Over the space of just 12 weeks things have gone horribly wrong at Circle Media Group. The business had looked increasingly like a house of cards built on the flimsiest of foundations.
Once contagion spread it all came apart very quickly, and the concerns raised by continental union officials in February proved well-founded.
Wages being paid late, customers paying the bank directly, key suppliers not kept in the loop. Once things get to this stage it rarely turns out well.
When former Polestar executive Peter Andreou arrived at the business in the summer of 2016 on a mission to consolidate the European high-volume printing industry, it felt like he was trying to out-Walstead Walstead.
Unfortunately for Circle’s staff and suppliers, trying to be Walstead doesn’t make you Walstead.

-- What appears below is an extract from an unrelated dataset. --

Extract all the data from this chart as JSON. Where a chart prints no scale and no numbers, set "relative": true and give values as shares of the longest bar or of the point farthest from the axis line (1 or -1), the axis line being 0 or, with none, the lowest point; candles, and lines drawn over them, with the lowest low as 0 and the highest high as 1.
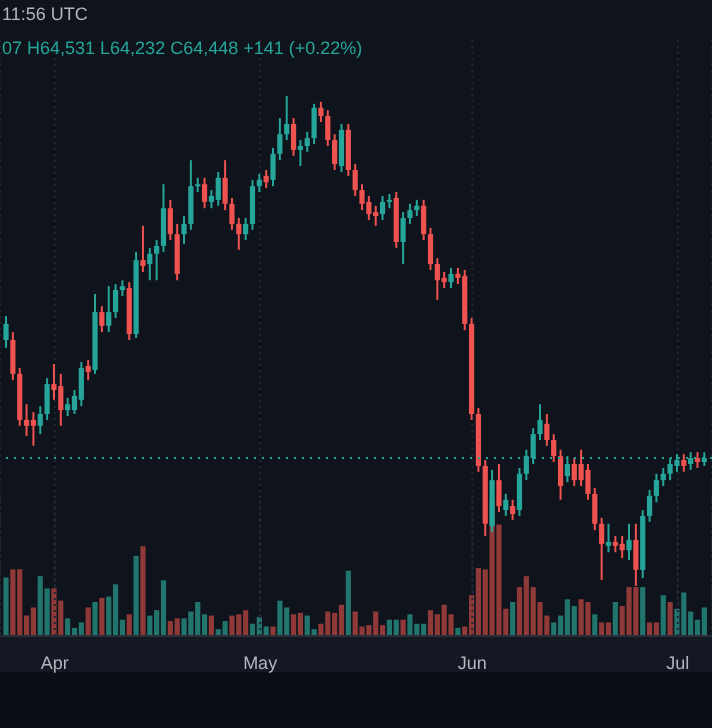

From the sidelines, it felt like Circle Media bought too much, too quickly and then didn’t have the cash or management bandwidth to restructure its purchases.
Meanwhile, volumes at that end of the market continue to decline, and we’re in the midst of another adjustment – compare and contrast the current carnage and uncertainty at Circle Media with the phased shutdown over two years of Bertelsmann Printing Group’s Nuremberg gravure site, where the company is standing by all of its obligations and everyone is fully informed.
Key learnings for print bosses of all sizes? You can’t acquire your way out of trouble, and if you do acquire you need a clear plan about how that will deliver real business benefits. And then you need the funds and the wherewithal to make it happen.